Tuesday, June 17, 2008

The Mariners and their many failures.

The Mariners are failing on so many levels this season, you could write an entire 500 page book on it. Their defense by many accounts is the worst in the league. Even worse, this team doesn't know how to evaluate its own defense. It still think Yuniesky Betancourt is Omar Vizquel jr. when he is one of the worst defensive short stops in the league. Raul Ibanez is actually worse defensively than Manny Ramirez, yet the team keeps trotting him out there. The team has recently moved Ichiro to right field and put in Bloomquist at center field temporarily. Lastly, they have given Jeremy Reed, definitley our 2nd best outfield defensively, some reps at the first base position.
The Mariners, for whatever reason, have also some of the worst hitting in the league. Last season, at some point, everyone on the starting 9 besides Richi Sexson was hitting .280 or above. I know batting average is an archaic measurement of offensive prowess, but needless to say, in Safeco Field, that is still pretty impressive. Unfortunately, the front office's perogative has been to look at batting average, and apparently ignore patience and power.
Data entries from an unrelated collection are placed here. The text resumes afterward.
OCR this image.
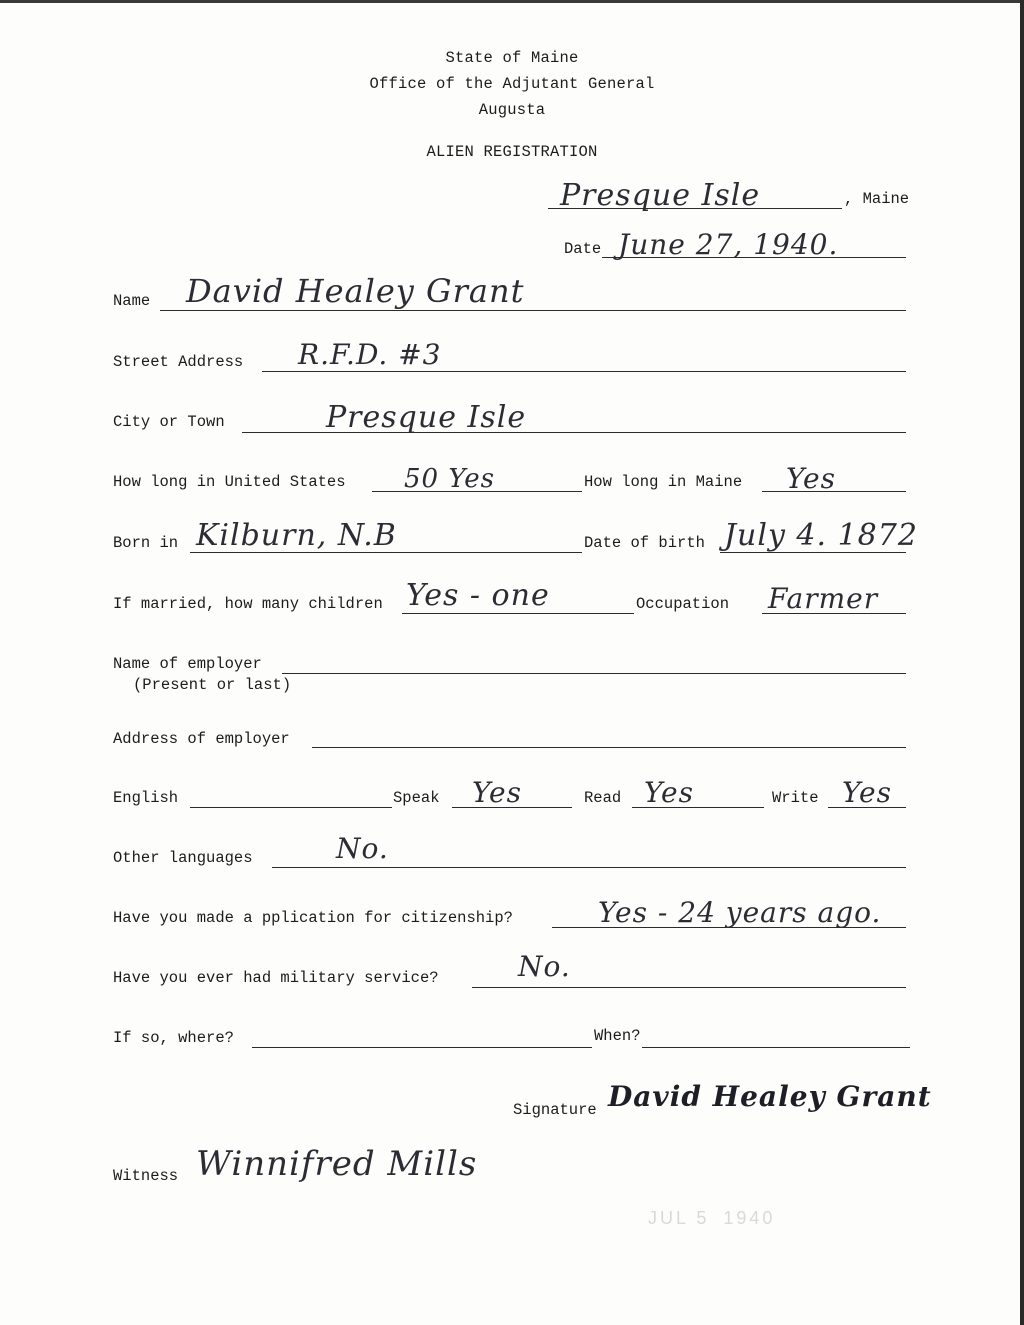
State of Maine
Office of the Adjutant General
Augusta
ALIEN REGISTRATION
Presque Isle	, Maine
Date June 27, 1940.
Name David Healey Grant
Street Address R.F.D. #3
City or Town	Presque Isle
How long in United States 50 Yes	How long in Maine Yes
Born in Kilburn, N.B	Date of birth July 4. 1872
If married, how many children Yes - one	Occupation Farmer
Name of employer
(Present or last)
Address of employer
English	Speak Yes	Read Yes	Write Yes
Other languages	No.
Have you made a pplication for citizenship?	Yes - 24 years ago.
Have you ever had military service?	No.
If so, where?	When?
Signature David Healey Grant
Witness Winnifred Mills
JUL 5 1940
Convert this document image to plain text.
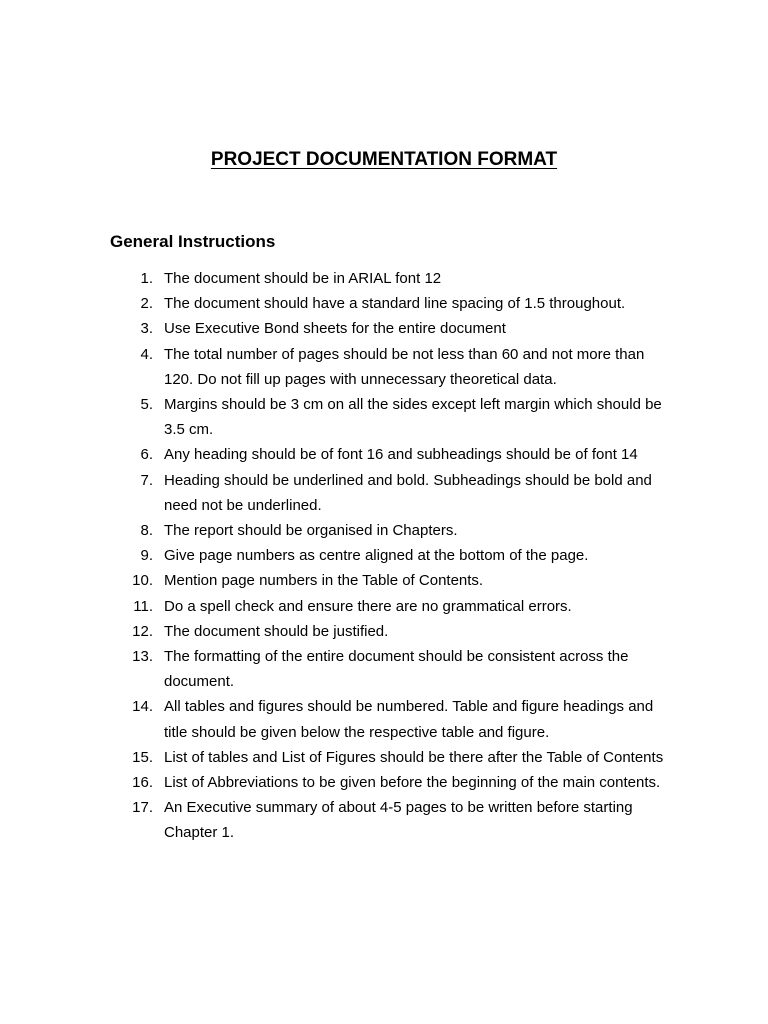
PROJECT DOCUMENTATION FORMAT
General Instructions
1. The document should be in ARIAL font 12
2. The document should have a standard line spacing of 1.5 throughout.
3. Use Executive Bond sheets for the entire document
4. The total number of pages should be not less than 60 and not more than 120. Do not fill up pages with unnecessary theoretical data.
5. Margins should be 3 cm on all the sides except left margin which should be 3.5 cm.
6. Any heading should be of font 16 and subheadings should be of font 14
7. Heading should be underlined and bold. Subheadings should be bold and need not be underlined.
8. The report should be organised in Chapters.
9. Give page numbers as centre aligned at the bottom of the page.
10. Mention page numbers in the Table of Contents.
11. Do a spell check and ensure there are no grammatical errors.
12. The document should be justified.
13. The formatting of the entire document should be consistent across the document.
14. All tables and figures should be numbered. Table and figure headings and title should be given below the respective table and figure.
15. List of tables and List of Figures should be there after the Table of Contents
16. List of Abbreviations to be given before the beginning of the main contents.
17. An Executive summary of about 4-5 pages to be written before starting Chapter 1.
Raul Ibanez, Adrian Beltre, and Richie Sexson were the ones with power starting this season, and when you have only 3 guys on your roster who have a decent shot at breaking the 25 home run barrier, there's probably going to be a problem. Johjima, Betancourt, and Lopez all had less than 15 walks each last season, which shows some serious plate discipline problems.
The Mariners' starting pitching, supposedly one of the best in the majors, is falling apart. We supposedly have two aces and 3 pitchers capable of being "number 3" pitchers". Well, all three of our number three pitchers are playing at replacement level pitchers. Our number ones have both shown flashes of Cy Young ability, and some times it's hard to tell if it is our defense or little injuries that is making things worse. Perhaps the problem is Mel Stottlemyre and his "establish the fastball" mantra. Felix Hernandez, after 57.1% and 57.0% fastballs for the previous two years, is throwing 65.3% fastballs this year. Bedard had a career year last year, getting 10.8 k/9, but has raised his fastball percentage from 57.9% to 63.7% and his groundball percentage is down from 47.9% to 40.5%. Batista's fastball and cutter percentages are both up, and Washburn's fastball percentage is drastically down, while Silva's is 2% lower. Whatever the case is, no one in their right mind would offer Washburn around $40 million for 4 years, or give Silva $48 million over 4 years.
I've heard a lot of talk about bad process bad results lately, and I have to think this is right. There's a book entitled When Genius Fails, about Nobel Prize winners who open up a hedge fund called Long Term Capital Management, and how it had huge returns until it bombed out and failed miserably. The book argues that it is very possible that these geniuses knew what they were doing, but merely met up with unexpected bad results, a classic good process bad results process. Clearly what we're dealing with is a bad process bad results process. The team seems to be blindly unaware of its many deficiencies that simple bloggers who do research in their spare time have spotted. If the Mariners were a company, they'd either already be bankrupted, or their shareholders would have demanded that they fire the CEO (Howard and Lincoln, not just Bavasi). I think a normal company would have to look at itself and say, why are we paying $48 million dollars for this inventory when competing company's are merely getting it for near free from the draft or from free agency. A good example is of Jorge Campillo, a starting pitcher the Mariners had, but for whatever reason, were unwilling to start. He was a soft tossing righty, and if had been a lefty, the Mariners might have given him a chance, but he wasn't, and now he's pitching well in a starting position for the Braves.
There are so many exmamples I could show of how the Mariners are proving themselves to be inept. Whether its their inept handling of signing free agents, their unwillingness to play unproven players and their subsequent steadfastness in playing veterans, or their bizarre desire to overvalue batting average. Hopefully this franchise can be something I can be proud of and hopefully someone will right this ship, but I have a sinking feeling in the pit of my stomach that I will be let down for quite a number of years.

1 comment:

Jon said...

we had campillo? crap, i didn't know that.